Lewandowski odchodzi do Barcelony, Sadio Mane przychodzi do Bayernu. W ostatnich tygodniach rozegrał się dramat Sebastiena Hallera, który ma nowotwór złośliwy jądra i musi się poddać chemioterapii. Jak to wpłynie na Borussię Dortmund?
- Pada bardzo wiele pytań, ale odpowiedzi będziemy musieli szukać dopiero w trakcie sezonu – mówi „Giki”, który właśnie założył kanał na YouTube („The Giksons”) i za nim pierwsze nagranie. Rafał tłumaczy:
- Chcę być dostępny dla kibiców. Chcę na bieżąco komentować pewne rzeczy. Nie boję się krytyki, stąd pomysł na „The Giksons”. Co nie znaczy, że nie będę się pojawiał w innych mediach. Taką mam naturę, że o piłce, o życiu lubię pogadać – stwierdził.
Gikiewicz nie waha się też rozmawiać twarzą w twarz. Również z trenerami.
- To częsty błąd piłkarzy, że czekają, zwlekają, boją się skonfrontować ze szkoleniowcem – zaznacza Rafał.
ZOBACZ TAKŻE: Maciej Makuszewski: Gra w Odrze Opole nie jest dla mnie "zjazdem"
Golkiper Augsburga latem miał oferty z Serie A. I od razu poszedł do trenera, Enrico Massena, aby zapytać, czy aby na pewno liczy na niego w sezonie 2022/23. „Giki” mówi:
- Trener powiedział, że liczy, tyle, że muszę poprawić pewne rzeczy.
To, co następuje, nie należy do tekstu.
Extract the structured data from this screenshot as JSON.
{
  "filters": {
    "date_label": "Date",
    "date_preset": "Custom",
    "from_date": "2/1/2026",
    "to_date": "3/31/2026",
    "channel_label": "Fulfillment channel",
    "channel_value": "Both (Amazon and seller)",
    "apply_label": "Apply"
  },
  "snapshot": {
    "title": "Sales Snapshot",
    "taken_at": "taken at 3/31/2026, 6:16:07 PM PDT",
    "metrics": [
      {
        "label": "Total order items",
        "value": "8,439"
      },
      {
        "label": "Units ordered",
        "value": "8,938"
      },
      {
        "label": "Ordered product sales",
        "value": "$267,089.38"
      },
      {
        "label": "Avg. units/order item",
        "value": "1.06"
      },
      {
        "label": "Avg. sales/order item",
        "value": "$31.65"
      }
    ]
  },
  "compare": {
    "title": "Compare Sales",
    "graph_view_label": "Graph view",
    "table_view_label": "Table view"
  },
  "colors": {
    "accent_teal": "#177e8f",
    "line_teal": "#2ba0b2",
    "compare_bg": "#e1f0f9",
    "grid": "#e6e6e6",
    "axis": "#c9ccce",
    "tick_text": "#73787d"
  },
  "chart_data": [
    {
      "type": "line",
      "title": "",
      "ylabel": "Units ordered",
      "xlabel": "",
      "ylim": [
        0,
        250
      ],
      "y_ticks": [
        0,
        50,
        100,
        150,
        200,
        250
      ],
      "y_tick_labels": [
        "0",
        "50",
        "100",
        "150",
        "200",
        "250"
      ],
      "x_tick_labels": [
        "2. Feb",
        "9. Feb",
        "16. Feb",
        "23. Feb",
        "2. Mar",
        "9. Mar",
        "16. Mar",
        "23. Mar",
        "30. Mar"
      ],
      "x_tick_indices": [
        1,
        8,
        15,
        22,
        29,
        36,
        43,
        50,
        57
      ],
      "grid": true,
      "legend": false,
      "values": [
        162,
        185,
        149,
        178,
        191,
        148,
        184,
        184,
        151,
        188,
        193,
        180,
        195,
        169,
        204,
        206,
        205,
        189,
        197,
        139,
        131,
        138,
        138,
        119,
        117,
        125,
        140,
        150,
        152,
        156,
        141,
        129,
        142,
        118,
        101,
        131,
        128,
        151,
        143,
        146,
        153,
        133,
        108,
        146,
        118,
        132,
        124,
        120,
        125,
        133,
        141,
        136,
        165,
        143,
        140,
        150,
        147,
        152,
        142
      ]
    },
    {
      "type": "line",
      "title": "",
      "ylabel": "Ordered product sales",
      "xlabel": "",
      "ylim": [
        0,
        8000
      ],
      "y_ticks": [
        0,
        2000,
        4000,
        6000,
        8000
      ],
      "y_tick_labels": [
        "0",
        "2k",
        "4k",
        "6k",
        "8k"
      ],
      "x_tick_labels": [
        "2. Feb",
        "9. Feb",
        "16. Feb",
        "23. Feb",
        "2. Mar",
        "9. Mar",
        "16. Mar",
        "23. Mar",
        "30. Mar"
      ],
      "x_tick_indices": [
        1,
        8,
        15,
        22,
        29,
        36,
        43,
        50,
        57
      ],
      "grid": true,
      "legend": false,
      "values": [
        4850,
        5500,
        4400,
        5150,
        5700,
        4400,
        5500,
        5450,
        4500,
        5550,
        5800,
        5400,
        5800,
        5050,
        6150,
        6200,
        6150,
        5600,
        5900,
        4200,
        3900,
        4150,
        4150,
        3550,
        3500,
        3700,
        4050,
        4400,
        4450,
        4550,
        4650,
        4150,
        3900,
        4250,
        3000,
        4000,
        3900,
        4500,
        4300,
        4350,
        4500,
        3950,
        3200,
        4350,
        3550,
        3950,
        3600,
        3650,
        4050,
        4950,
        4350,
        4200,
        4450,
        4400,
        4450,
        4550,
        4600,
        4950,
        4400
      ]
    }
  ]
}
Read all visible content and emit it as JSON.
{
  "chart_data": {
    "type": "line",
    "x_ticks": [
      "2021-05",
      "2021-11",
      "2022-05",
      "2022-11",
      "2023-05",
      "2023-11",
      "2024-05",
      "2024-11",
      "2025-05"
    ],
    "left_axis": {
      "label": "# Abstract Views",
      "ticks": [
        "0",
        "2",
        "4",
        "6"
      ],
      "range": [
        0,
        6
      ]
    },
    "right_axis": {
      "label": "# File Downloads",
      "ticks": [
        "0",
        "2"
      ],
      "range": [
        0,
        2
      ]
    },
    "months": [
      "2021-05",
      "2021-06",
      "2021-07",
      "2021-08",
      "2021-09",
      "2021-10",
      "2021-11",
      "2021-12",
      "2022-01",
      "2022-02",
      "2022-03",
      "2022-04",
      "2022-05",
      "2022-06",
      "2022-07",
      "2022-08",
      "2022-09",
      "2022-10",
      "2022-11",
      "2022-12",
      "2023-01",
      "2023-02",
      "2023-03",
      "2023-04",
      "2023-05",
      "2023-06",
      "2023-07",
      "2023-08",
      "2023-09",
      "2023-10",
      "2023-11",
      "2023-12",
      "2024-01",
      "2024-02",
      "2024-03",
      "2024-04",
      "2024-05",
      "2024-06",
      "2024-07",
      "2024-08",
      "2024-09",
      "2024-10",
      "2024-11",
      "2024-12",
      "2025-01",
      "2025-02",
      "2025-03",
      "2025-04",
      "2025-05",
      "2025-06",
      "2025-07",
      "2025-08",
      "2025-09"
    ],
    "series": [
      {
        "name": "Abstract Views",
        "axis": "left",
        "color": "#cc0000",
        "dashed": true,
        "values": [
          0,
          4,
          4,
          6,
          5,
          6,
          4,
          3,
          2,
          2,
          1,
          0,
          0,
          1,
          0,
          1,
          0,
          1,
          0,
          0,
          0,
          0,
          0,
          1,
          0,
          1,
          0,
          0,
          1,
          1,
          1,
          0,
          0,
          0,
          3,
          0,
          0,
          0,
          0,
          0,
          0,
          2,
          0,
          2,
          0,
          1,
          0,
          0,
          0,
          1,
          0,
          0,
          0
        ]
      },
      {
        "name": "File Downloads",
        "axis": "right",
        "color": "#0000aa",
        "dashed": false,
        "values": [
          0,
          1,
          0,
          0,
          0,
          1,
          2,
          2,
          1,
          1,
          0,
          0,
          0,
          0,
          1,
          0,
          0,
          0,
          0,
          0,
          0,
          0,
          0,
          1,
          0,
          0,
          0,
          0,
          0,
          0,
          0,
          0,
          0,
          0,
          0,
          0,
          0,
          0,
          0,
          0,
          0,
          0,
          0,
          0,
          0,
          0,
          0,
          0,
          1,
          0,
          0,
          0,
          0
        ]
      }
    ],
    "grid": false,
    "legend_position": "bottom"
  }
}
W szczególności grę nogami. I pracuję nad sobą, aby nie było „lag”, tylko spokojne rozegranie od bramkarza. I cieszę się niesamowicie na ten nowy sezon. A pierwsze emocje już w sobotę, bo podejmujemy mój były klub Freiburg, który był rewelacją poprzedniego sezonu – podsumował.